Al fin entraba en su calle y llegaba al portal.
- ¿Quién?
- Yo - y mientras subía trataba de adivinar, por el tono de voz de aquel quién, qué se iba a encontrar.
Al salir del ascensor solía abrirse al mismo tiempo la puerta de casa. Uno delante, sosteniéndola, y el otro detrás, esperando. Más bajos, encogidos. Mayores. A veces, de repente, mucho mayores (mucho más, de hecho –pero eso no lo sabía ni podía sospecharlo entonces-, que casi veinte años después, cuando sus propios hijos cambiarían la vida de todos). Y en las dos caras una sonrisa y una mirada llenas de tristeza, a las que nunca fue capaz de responder con el ánimo que hubiese querido. Y unos abrazos prolongados, colgándose de él, que le dejaban muy claro su papel de consuelo en aquella familia. Un papel que tanto le pesaba.
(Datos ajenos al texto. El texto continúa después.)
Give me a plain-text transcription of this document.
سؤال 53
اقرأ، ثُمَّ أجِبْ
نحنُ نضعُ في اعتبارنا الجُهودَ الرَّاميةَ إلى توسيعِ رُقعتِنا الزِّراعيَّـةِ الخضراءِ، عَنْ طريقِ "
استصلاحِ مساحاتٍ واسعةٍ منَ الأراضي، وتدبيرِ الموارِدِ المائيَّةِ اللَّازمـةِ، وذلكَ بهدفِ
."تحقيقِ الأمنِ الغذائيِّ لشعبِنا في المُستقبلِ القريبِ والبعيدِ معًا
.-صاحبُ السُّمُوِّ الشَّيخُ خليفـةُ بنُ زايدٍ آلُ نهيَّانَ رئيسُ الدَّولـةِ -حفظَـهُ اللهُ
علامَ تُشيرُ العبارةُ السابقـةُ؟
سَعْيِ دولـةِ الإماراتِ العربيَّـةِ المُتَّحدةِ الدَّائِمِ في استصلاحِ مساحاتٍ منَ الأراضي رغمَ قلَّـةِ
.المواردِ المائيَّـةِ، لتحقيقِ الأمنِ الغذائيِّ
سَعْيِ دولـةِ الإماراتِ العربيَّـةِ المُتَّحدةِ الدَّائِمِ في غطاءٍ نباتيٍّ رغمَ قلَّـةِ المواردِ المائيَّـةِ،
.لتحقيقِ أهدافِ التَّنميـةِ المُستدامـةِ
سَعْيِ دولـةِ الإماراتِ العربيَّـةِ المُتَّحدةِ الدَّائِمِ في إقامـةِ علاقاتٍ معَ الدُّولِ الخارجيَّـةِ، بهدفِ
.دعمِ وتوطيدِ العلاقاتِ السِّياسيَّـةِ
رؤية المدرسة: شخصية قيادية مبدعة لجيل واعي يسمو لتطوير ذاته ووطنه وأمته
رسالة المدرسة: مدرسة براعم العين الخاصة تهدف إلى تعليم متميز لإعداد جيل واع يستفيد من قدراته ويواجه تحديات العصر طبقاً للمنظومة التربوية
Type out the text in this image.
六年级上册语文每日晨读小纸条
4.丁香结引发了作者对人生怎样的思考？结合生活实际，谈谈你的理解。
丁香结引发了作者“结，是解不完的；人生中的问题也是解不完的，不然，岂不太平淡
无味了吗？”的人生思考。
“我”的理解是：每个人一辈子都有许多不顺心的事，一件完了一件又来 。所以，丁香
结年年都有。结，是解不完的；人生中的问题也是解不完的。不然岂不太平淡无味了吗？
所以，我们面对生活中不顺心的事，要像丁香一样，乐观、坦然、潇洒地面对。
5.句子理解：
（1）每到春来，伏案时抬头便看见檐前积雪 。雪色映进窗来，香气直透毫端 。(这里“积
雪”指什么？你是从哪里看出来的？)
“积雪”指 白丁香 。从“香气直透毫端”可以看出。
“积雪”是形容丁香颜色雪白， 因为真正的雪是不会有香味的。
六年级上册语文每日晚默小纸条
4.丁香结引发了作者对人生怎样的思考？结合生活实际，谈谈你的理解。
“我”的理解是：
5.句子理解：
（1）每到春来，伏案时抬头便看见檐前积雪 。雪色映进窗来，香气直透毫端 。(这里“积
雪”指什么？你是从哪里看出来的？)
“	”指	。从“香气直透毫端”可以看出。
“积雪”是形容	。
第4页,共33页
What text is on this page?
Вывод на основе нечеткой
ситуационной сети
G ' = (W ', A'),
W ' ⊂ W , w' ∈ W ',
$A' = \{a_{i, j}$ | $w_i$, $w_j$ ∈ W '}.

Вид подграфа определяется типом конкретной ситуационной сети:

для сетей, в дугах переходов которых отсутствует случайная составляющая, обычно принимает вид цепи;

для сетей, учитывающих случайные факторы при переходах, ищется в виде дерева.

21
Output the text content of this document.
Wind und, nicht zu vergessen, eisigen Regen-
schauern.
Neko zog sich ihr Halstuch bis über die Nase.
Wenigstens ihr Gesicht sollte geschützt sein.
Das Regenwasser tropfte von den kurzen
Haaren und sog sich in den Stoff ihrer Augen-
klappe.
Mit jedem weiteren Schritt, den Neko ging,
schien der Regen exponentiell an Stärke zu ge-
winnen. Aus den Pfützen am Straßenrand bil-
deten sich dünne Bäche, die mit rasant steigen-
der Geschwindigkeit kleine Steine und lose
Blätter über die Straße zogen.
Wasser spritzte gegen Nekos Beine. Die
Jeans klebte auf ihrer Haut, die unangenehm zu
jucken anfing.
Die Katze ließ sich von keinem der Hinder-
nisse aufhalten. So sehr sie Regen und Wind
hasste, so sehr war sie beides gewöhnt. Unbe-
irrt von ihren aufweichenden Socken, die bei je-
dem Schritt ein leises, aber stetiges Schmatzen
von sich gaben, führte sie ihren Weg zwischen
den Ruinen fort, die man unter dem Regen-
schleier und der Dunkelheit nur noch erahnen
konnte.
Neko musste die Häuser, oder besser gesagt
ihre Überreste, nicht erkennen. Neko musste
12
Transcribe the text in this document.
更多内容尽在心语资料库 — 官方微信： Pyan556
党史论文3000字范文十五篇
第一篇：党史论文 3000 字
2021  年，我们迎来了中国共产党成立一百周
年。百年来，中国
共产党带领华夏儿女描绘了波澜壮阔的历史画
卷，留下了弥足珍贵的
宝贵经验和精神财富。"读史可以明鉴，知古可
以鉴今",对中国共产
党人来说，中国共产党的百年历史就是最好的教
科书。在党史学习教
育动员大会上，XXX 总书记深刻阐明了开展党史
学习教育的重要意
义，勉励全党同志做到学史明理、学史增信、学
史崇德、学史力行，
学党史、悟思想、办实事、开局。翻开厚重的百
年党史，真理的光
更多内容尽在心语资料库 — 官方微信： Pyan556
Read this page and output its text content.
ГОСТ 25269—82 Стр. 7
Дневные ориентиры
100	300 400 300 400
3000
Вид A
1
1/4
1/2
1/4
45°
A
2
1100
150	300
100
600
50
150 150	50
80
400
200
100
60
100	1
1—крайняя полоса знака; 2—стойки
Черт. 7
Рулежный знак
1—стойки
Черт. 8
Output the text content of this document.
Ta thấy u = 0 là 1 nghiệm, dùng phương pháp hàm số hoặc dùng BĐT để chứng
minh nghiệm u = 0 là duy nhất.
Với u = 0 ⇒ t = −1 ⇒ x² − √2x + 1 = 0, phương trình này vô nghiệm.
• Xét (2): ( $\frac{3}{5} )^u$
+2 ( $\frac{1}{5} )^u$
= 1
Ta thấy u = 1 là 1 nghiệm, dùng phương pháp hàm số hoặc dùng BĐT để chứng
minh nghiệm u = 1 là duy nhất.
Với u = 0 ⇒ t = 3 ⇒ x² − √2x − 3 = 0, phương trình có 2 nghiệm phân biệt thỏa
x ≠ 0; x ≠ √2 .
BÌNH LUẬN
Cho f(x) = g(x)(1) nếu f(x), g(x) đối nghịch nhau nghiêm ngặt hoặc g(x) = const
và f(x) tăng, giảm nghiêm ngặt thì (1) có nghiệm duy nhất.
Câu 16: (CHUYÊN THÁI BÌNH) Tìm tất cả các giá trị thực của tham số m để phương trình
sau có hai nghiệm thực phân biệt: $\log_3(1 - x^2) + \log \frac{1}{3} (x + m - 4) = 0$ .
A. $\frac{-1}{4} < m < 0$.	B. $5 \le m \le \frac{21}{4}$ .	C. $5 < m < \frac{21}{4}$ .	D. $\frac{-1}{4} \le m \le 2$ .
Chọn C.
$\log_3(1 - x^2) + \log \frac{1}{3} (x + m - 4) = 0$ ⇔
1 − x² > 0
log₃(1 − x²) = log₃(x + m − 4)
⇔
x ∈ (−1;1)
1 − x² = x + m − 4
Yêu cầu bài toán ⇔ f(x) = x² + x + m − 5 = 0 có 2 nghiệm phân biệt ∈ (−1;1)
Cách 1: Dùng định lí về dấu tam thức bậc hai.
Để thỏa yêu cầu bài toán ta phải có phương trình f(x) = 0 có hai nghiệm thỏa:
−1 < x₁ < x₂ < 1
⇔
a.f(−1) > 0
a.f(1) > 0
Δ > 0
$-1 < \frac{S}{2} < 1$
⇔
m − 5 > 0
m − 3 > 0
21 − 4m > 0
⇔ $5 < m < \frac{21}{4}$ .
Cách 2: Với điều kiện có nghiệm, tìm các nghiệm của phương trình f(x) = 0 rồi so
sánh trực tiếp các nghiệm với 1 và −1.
La casa estaba casi toda a oscuras. Algunos días los cogía en la cocina, preparándose la cena, y eso ya le bastaba, era para él una señal de vida. Otros, una lámpara sola iluminaba la esquina del sofá donde se sentaban. Él dejaba las cosas en su habitación, hacía ruido, se movía, pero los veía. Se movían despacio, como con cuidado, en un intento de no molestarlo que solo le producía incomodidad, mal humor y culpa. Estaban acobardados. La pena los acobardaba. Todo les resultaba amenazador, el exterior, los demás, la vida, los asustaba. Tenían miedo. Hasta a él lo miraban como tratando de confirmar si estaba de su parte.
Cuando ya no había nada que hacer, cuando ya había recogido su ropa, había ido a comer algo a la cocina, o al baño, volvía a la sala y se sentaba. Respondía a sus preguntas con impaciencia, ausente, hasta que hacía la que debía.
- ¿Y F?
- Pues F, como siempre.
- ¿Dónde está?
- Por ahí, estará.
- ¿Qué tal?
- Como siempre…
- ¿Y las clases, y eso?
- ¿Y qué sabemos nosotros? Además las clases son lo de menos.
Y, sin llegar tampoco a decirlo nunca todo, una semana más a J le iba quedando clara la situación de desánimo y desesperanza que parecía ocupar sus vidas enteras.
- ¿No vas a salir?
- No, hoy no.
- ¿No has quedado?
- No. Si seguramente ni están. Supongo que mañana.
Pasaba así la velada, leyendo a su lado, tratando de que aquella noche de cada quince días se notase algo, de darles algo, de valer de algo.
A él, solo su cama, ya tarde, al acostarse de último tras agotar las posibilidades de la televisión, le ofrecía un poco de lo que pedía. Solo al meterse en la cama y reconocer el olor de las sábanas y el tacto de su almohada, y ver la misma rendija de luz de siempre entrando desde el pasillo, sentía que aún tenía un hueco donde quedarse, que todavía había algo, aunque fuese un recuerdo, que lo protegía. Que estaba en casa. Aunque fuese un recuerdo.